I’m taking a break from blogging this week so am rerunning some favorite posts from 2010. Please visit the original post to comment.

A major reason US health care costs are so much higher than anywhere else while outcomes lag is that we waste so much money is wasted on end-of-life care. An article by Angela Maas in Health Plan Week (no longer available, unfortunately) provides a cogent, concise treatment of the topic. Some takeaways:

  • Health plans cover palliative and hospice care but it is underutilized
    • Although palliative care discussions have a role early on, MDs don’t want patients to think they’re giving up on them
    • When terminal cancer patients come into hospice they may improve for a while –because they’re not coping with chemo effects– and such improvement may make them ineligible for reimbursement
  • Patients receiving palliative care for non-small cell lung cancer from shortly after their diagnosis enjoy better quality of life and live longer (according to a NEJM study)
  • High end-of-life costs are associated with worse quality of death in patients with advanced cancer (according to an Archives of Internal Medicine study)

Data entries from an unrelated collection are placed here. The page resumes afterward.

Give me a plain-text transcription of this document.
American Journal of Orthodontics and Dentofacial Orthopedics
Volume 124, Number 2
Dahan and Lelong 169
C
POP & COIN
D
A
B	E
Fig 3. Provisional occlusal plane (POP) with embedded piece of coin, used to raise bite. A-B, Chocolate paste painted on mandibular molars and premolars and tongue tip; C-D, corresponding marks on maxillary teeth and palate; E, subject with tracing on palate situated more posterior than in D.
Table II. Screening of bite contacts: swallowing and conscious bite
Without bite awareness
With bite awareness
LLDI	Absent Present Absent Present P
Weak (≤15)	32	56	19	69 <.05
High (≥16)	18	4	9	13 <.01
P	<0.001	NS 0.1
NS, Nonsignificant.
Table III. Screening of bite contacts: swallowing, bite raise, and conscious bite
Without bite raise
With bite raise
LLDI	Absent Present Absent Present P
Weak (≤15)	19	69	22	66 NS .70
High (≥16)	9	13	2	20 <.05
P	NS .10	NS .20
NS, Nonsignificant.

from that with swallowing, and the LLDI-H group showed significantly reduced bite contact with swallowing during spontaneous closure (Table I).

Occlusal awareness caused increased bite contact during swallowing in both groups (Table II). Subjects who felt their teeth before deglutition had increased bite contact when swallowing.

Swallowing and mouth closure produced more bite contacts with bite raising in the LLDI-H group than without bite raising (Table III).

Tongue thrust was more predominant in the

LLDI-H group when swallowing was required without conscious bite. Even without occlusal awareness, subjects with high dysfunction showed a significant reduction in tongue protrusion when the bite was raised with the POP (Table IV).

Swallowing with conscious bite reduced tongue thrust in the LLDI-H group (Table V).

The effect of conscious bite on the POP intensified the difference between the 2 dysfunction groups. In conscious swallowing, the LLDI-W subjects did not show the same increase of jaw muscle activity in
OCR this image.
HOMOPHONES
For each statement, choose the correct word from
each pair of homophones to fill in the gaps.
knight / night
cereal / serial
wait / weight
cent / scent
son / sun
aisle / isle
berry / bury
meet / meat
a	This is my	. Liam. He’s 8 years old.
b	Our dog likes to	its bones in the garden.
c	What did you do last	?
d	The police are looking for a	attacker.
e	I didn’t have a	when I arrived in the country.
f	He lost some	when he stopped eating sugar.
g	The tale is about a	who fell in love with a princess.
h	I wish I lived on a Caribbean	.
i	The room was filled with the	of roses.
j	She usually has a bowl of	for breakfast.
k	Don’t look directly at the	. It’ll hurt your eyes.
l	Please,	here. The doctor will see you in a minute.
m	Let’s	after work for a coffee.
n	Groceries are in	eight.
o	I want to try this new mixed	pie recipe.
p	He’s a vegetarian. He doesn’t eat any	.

One thing that’s not discussed directly in the article but that needs to be addressed: hopeless patients on their last legs can be highly profitable for providers and drugmakers, who in a fee for service environment can make money from the very high utilization. It would be interesting to break down an oncology practice’s profitability by stage of patient illness.

I understand that each case is different and am wary of a slippery slope leading to euthanasia. But I prefer a frank discussion of these topics and addressing the cost implications head on.